June 24, 2020
For those who believe that racism is solely a class issue;
"Often, when talking about issues of race, I will receive messages from white people stating that what I'm talking about is not about race because they, a white person, too suffer from said issue. 'Poverty cannot be about race if there are poor white people. Incarceration cannot be about race if there are incarcerated white people', and so on. Many WHITE PEOPLE, who themselves often suffer from the same hardships that many people of color suffer from, FEEL ERASED by discussions of RACIAL OPPRESSION. In contrast I'll also often hear from white people (often the very same white people) about successful black people that 'obviously debunk' the theory that hardships are race based. 'How can poverty be about race if Oprah exists? How can there be lack of representation in the entertainment industry when Beyonce wins all the awards?' Setting aside the fact that the racial exceptionalism of people of color does not detract from, but instead adds to arguments of racial inequality (because honestly we don't have to name a few successful white people to argue that they are doing comparatively well in society. There are enough that they don't even stand out). These arguments are a pretty extreme oversimplification of how racial oppression works.
Racial oppression is a broad and CUMULATIVE Force. It is not a system that puts all it's eggs in one basket, and racial oppression will interact with many other privileges and disadvantages to produce a myriad of effects.
SO yes, you can have a black athlete who won the genetic lottery, and combined it with a superhuman amount of dedication and then sprinkle him with a lot of luck, and he will turn into a professional superstar earning tens of millions of dollars a year. And YES, you can have a white man born to riches who loses everything he has in the stock market and winds up living in the streets. And you can have a beautiful white woman born with disabilities that set her at a distinct socioeconomic disadvantage. And an able bodied black woman who was able to claw her way to middle class comfort. But when it's all tallied up, the end result will still show more often than not, measurably different outcomes for people depending on race.

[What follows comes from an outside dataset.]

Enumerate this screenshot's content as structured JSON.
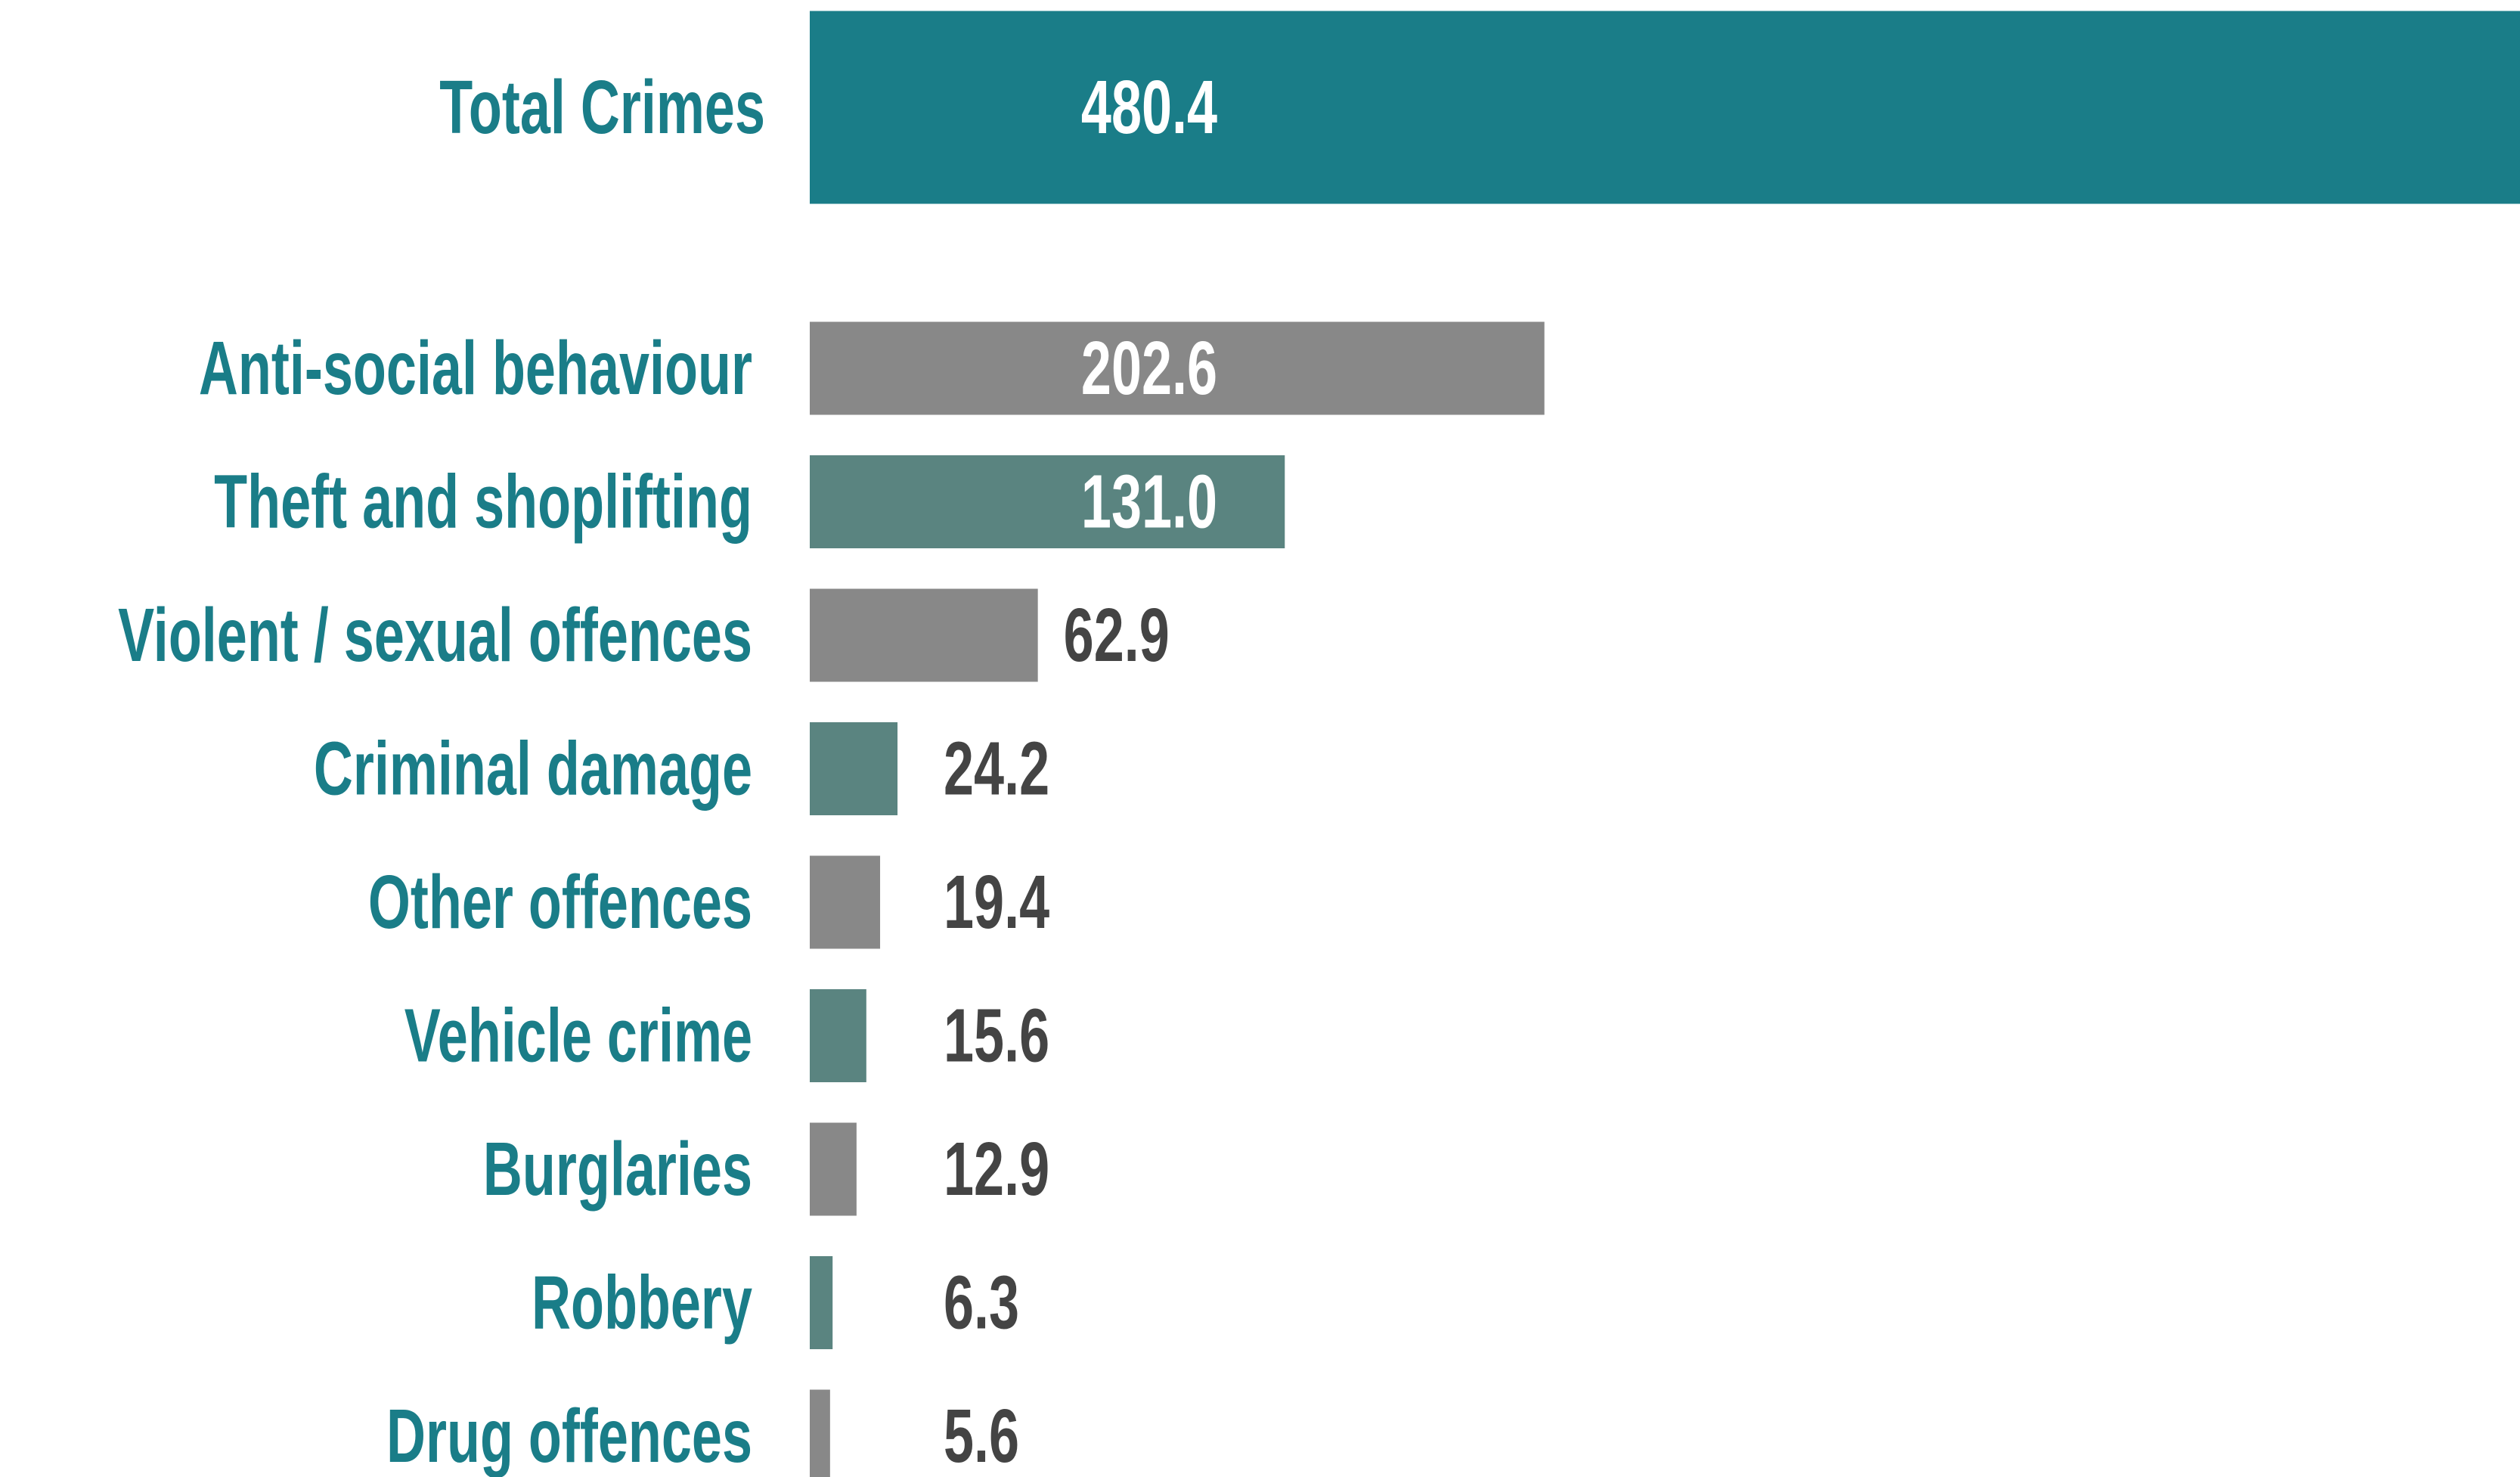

There are very few hardships out there that hit only people of color and not white people. But there are a lot of hardships that hit people of color a lot more than white people.
Just because something is about race does not mean it is ONLY about race. This also means that just because something is about race does not mean that white people can't be similarly impacted by it. And it doesn't mean that the experience of white people negatively impacted is invalidated by acknowledging that people of color are disproportionately impacted.
Disadvantaged white people are not erased by discussions of disadvantages facing people of color - just like brain cancer is not erased by talking about breast cancer. They are two different issues, with two different treatments, and they require two different conversations."